African and Portuguese researchers have created detailed maps of solar energy distribution in Mozambique with the use of measuring instruments and machine learning technologies. These data will make it possible to plan the positioning and capacity of solar power plants with more precision, especially in rural and remote areas which do not have a stable power supply yet.
Mozambique has one of the lowest electrification rates in Africa. More than 80% of the country’s rural population have no access to electricity. At the same time, the country is located in an area with high solar potential, the full use of which is hindered by the natural features of the region: unstable solar radiation during the day, cloudiness and the presence of dust and water vapor. This is why it is crucial for Mozambique to accurately predict the amount of incoming energy in a given place and at a given time to make sure solar farms operate efficiently.
To this end, the researchers from Mozambique’s Eduardo Mondlane University and Portugal’s University of Lisbon have developed a method for high-precision solar energy mapping with a time resolution of up to one minute and a full territorial coverage of the country. The method is based on the so-called clear sky index (K*ₜ), an indicator that reflects how close the actual level of solar radiation is to the theoretical maximum under a completely clear sky. The index is calculated as the ratio of the actually measured radiation to the calculated value for ideal conditions, showing the degree of atmospheric transparency at any given time.
To collect data, the scientists used 11 measuring stations installed in different provinces of Mozambique. Each station used state-of-the-art devices: pyranometers for measuring overall solar radiation, pyrheliometers for recording direct solar radiation and diffuse radiation sensors. In total, over 500 million measurement points with a time step of 1 to 10 minutes were recorded over the three-year period under study. In addition, satellite and meteorological data from international space agencies (NASA, NOAA, Meteonorm and AERONET) were included in the analysis, making it possible to expand coverage and improve the accuracy of the assessment of atmospheric and climate factors. A number of machine learning models were used to analyze and forecast solar radiation. The algorithms used included neural networks, random forests, support vector machines and other regression methods.
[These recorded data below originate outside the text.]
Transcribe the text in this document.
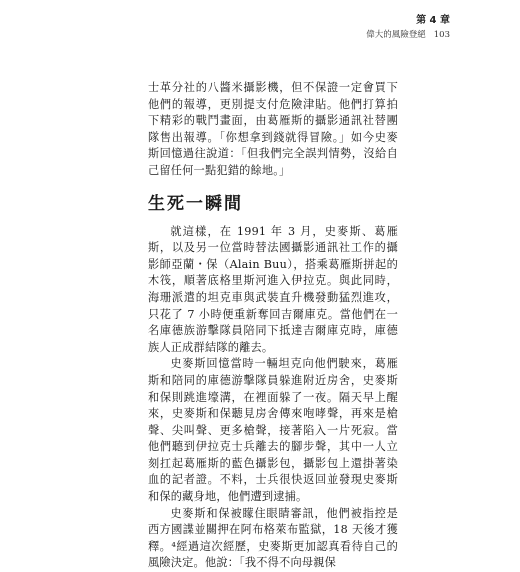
第 4 章
偉大的風險登絕 103

士革分社的八醬米攝影機，但不保證一定會買下他們的報導，更別提支付危險津貼。他們打算拍下精彩的戰鬥畫面，由葛雁斯的攝影通訊社替團隊售出報導。「你想拿到錢就得冒險。」如今史麥斯回憶過往說道：「但我們完全誤判情勢，沒給自己留任何一點犯錯的餘地。」

生死一瞬間

就這樣，在 1991 年 3 月，史麥斯、葛雁斯，以及另一位當時替法國攝影通訊社工作的攝影師亞蘭・保（Alain Buu），搭乘葛雁斯拼起的木筏，順著底格里斯河進入伊拉克。與此同時，海珊派遣的坦克車與武裝直升機發動猛烈進攻，只花了 7 小時便重新奪回吉爾庫克。當他們在一名庫德族游擊隊員陪同下抵達吉爾庫克時，庫德族人正成群結隊的離去。

史麥斯回憶當時一輛坦克向他們駛來，葛雁斯和陪同的庫德游擊隊員躲進附近房舍，史麥斯和保則跳進壕溝，在裡面躲了一夜。隔天早上醒來，史麥斯和保聽見房舍傳來咆哮聲，再來是槍聲、尖叫聲、更多槍聲，接著陷入一片死寂。當他們聽到伊拉克士兵離去的腳步聲，其中一人立刻扛起葛雁斯的藍色攝影包，攝影包上還掛著染血的記者證。不料，士兵很快返回並發現史麥斯和保的藏身地，他們遭到逮捕。

史麥斯和保被矇住眼睛審訊，他們被指控是西方國諜並關押在阿布格萊布監獄，18 天後才獲釋。⁴經過這次經歷，史麥斯更加認真看待自己的風險決定。他說：「我不得不向母親保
These models allowed the researchers not only to accurately reconstruct the dynamics of solar flux based on incomplete or noisy data, but also to identify patterns in the spatial and temporal distribution of energy.
The analysis showed that solar energy distribution across Mozambique is extremely uneven. The south of the country has more clear days and a higher clear sky index, making this part of Mozambique particularly promising for solar generation. In the northern and central regions, significant fluctuations are observed due to cloudiness, atmospheric aerosols and the influence of seasonal cyclones.
It is planned to use the results of the study to improve the accuracy of energy production forecasts, choose the best locations for solar power plants based on regional specifics and reduce the risks of interruptions and fluctuations in power, especially in isolated and rural power grids.
Generally speaking, the study confirms the high potential of solar insolation in African countries. Based on the clear sky index, Mozambique surpasses most of the countries in Europe and the humid tropics of Asia, its climate conditions approaching Brazil and Mexico in terms of solar activity. The study shows that, although North African countries such as Egypt and Morocco have slightly higher indicators, Mozambique’s climate conditions make it a promising hub for the development of solar energy in the southern part of the continent.